Preparing for WisCon 37

In two days, I pack up and head out for WisCon 37. This will be the second time I've gone to this convention and I'm looking forward to fanboi'ing at least one author and maybe meeting a few new people.

There is going to be a few interesting things I'm planning on doing during the convention, plus one fear.

Panels

As I mentioned before, I'm doing three panels. I've never done a panel before, but I've wanted to for a while but never had the courage. At some point, I realized I will never do it if I'm still afraid, so I just took the risk and signed up for.

Sadly, I'm apparently incapable of using their websites because they have both panels I suggested (including the descriptions)... but, I'm not on them. Apparently, I checked the wrong box so I'm actually not on the two topics I'm really interested in (time management being the biggest one). I feel kind of stupid, actually, but obviously I didn't understand the form.
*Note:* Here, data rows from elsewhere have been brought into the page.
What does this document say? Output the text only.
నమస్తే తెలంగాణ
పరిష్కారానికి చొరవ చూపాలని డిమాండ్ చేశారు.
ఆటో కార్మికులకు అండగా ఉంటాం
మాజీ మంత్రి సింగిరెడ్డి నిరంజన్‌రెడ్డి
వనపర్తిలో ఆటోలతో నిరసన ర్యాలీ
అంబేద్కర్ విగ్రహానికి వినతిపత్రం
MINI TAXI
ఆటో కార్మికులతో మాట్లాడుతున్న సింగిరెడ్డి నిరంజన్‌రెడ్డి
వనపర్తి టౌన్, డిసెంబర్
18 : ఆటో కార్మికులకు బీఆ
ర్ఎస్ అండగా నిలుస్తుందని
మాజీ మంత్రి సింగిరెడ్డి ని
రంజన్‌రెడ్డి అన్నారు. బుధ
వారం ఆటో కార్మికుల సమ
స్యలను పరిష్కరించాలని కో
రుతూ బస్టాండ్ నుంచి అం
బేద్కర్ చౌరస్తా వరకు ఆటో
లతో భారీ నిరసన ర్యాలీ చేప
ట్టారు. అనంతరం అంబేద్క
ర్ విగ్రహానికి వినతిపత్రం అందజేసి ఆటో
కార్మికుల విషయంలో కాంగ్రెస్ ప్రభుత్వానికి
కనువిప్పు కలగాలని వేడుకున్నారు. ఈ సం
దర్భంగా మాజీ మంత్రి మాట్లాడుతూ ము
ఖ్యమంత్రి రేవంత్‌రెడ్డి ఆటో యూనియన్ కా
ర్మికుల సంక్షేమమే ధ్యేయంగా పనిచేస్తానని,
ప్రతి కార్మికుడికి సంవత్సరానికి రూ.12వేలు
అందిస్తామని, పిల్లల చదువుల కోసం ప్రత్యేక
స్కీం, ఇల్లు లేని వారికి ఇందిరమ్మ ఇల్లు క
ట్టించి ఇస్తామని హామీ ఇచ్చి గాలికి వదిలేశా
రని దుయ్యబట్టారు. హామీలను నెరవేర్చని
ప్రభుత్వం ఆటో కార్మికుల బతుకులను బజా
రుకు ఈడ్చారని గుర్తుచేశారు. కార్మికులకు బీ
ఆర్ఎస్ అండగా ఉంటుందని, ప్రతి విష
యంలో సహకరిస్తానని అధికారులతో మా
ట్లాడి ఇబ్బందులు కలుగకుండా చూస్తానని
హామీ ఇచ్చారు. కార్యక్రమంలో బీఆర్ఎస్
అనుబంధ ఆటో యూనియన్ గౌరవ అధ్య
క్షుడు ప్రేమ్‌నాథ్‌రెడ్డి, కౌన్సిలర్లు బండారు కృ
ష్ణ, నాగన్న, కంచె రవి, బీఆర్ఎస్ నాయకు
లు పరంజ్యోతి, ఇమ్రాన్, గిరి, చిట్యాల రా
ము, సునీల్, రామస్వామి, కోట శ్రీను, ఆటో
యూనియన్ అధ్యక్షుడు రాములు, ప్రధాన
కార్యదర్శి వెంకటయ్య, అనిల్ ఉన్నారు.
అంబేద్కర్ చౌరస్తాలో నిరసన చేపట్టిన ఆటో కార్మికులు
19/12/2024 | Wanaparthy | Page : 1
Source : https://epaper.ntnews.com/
I was worried about the science-fiction and fantasy women in military roles panel, but after the last few weeks of reading and watching, I think I can fake just about everything else. The other two (improv world building and Glitch), I felt pretty comfortable.

Writing Group

I submitted the first five chapters of Sand and Love to the writing group. This is the sequel to Sand and Blood. As the title implies, it's going to be a romance (of sorts), and will be the second book of the The Life of Shimusogo Rutejìmo, which is the current series name. My current thinking is that I'll just put some keywords on the cover for the books (Action/Coming of Age for Sand and Blood, Action/Romance for Sand and Love).

The writing group has a couple peer critiques and one professional. The peer critiques I'm not worried about, we used the same format at the Noble Pen. The professional opinion is a bit more nerve-wracking, mainly becase they are going to look at it in terms of publishability and with a more critical eye.

But, in many ways, I'm not worried about that. I'm not a professional writer and I probably don't write good enough to get published properly. I'm still going to do it, mainly to get over my fear, but also because I think it is a good story. And, I have to start somewhere. I'll be glad for the advice; when I did the same thing at ICON a few years ago, it was a wonderful experience and I learned a lot.

Failure

The strangest thing about conventions is that while I love going to them, I also get really depressed. I'm reminded, as I sit in a bank of chairs, that I haven't done the things I wanted to for the last five years. I consider my only published book to be a failure and most of my works published in magazines to be obscure. I'm still working on one novel I started in 1997 though I've finished a bunch since then.

I get this feeling of worthlessness when I'm sitting on the panel because I remember sitting in the same chair one, two, five years ago thinking the same thing.

I'm hoping that this year will be better. I'm planning on putting Sand and Blood out at the end of the year. I already have the contingency cover done so that won't stop me if I can't make my own cover. I already have the backup fonts if that glorious plan fails. I've already done the typography for the book. I have an editor lined up (hopefully in the next few weeks) to do a development and line edit, which will put me in a good shape.

I'm hoping that "I will" will override the "I'm useless" feeling I get as I sit on that chair.